Filed Pursuant to Rule 424(b)(3)
Registration No. 333-258340
PROSPECTUS SUPPLEMENT NO. 3
(to prospectus dated
August 10, 2021)
Up to 19,300,751 Shares of Class A Common Stock Issuable Upon the Exercise of Warrants
Up to 77,272,414 Shares of Class A Common Stock
Up to 8,014,500 Warrants to Purchase Class A Common Stock
This prospectus supplement is being filed to update and supplement the information contained in the prospectus dated August 10, 2021 (as
supplemented or amended from time to time, the Prospectus), with the information contained in our Current Report on Form 8-K, filed with the Securities and Exchange Commission (SEC) on
September 2, 2021 (the Current Report), other than the information included in Item 7.01 and Exhibit 99.1, which was furnished and not filed with the SEC. Accordingly, we have attached the Current Report to this prospectus
supplement.
The Prospectus and this prospectus supplement relate to the issuance by us of up to an aggregate of 19,300,751 shares of
Class A Common Stock, par value $0.0001 per share (Class A Common Stock), which consists of (i) up to 8,014,500 shares of Class A Common Stock that are issuable upon the exercise of 8,014,500 warrants (the
private placement warrants) issued in a private placement in connection with the initial public offering of Decarbonization Plus Acquisition Corporation (DCRB) and upon the conversion of a working capital loan by the Sponsor
(as defined in the Prospectus) to DCRB and (ii) up to 11,286,251 shares of Class A Common Stock that are issuable upon the exercise of 11,286,251 warrants originally issued in DCRBs initial public offering.
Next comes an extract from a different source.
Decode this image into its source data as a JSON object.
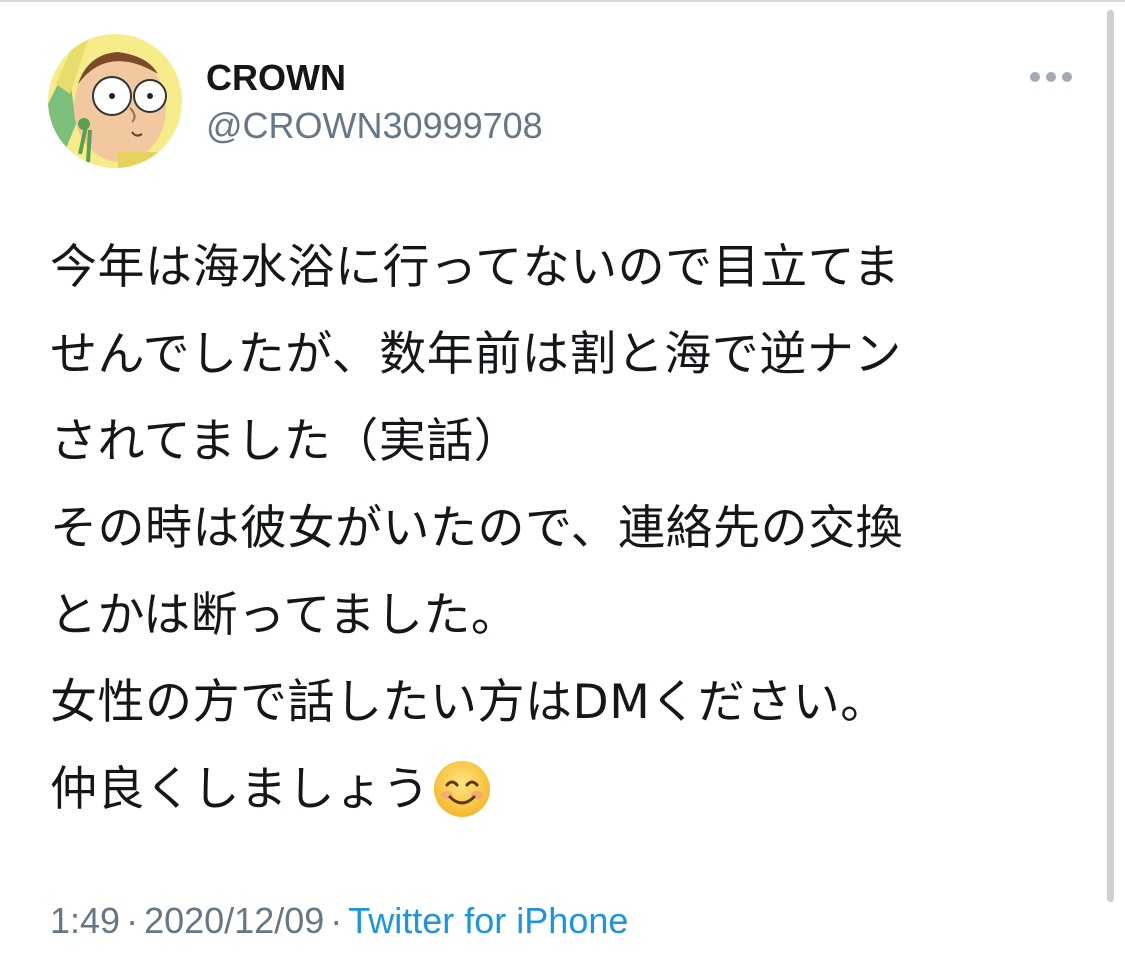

The Prospectus and this
prospectus supplement also relate to the offer and sale from time to time by the selling securityholders named in the Prospectus, or their permitted transferees, of (i) up to 77,272,414 shares of Class A Common Stock (including up to
5,293,958 shares of Class A Common Stock issuable upon the satisfaction of certain triggering events (as described in the Prospectus) and up to 326,048 shares of Class A Common Stock that may be issued upon exercise of the Ardour Warrants
(as defined in the Prospectus)) and (ii) up to 8,014,500 private placement warrants.
This prospectus supplement updates and
supplements the information in the Prospectus and is not complete without, and may not be delivered or utilized except in combination with, the Prospectus, including any amendments or supplements thereto. This prospectus supplement should be read in
conjunction with the Prospectus and if there is any inconsistency between the information in the Prospectus and this prospectus supplement, you should rely on the information in this prospectus supplement.
Our Class A Common Stock and warrants are traded on the Nasdaq Global Select Market under the symbols HYZN and
HYZNW, respectively. On September 1, 2021 the closing price of our Class A Common Stock was $9.93 and the closing price for our public warrants was $2.71.
Investing in our securities involves risks that are described in the Risk Factors section beginning on page 7 of the
Prospectus.
Neither the SEC nor any state securities commission has approved or disapproved of the securities to be issued under
the Prospectus or determined if the Prospectus or this prospectus supplement is truthful or complete. Any representation to the contrary is a criminal offense.
The date of this prospectus supplement is September 2, 2021.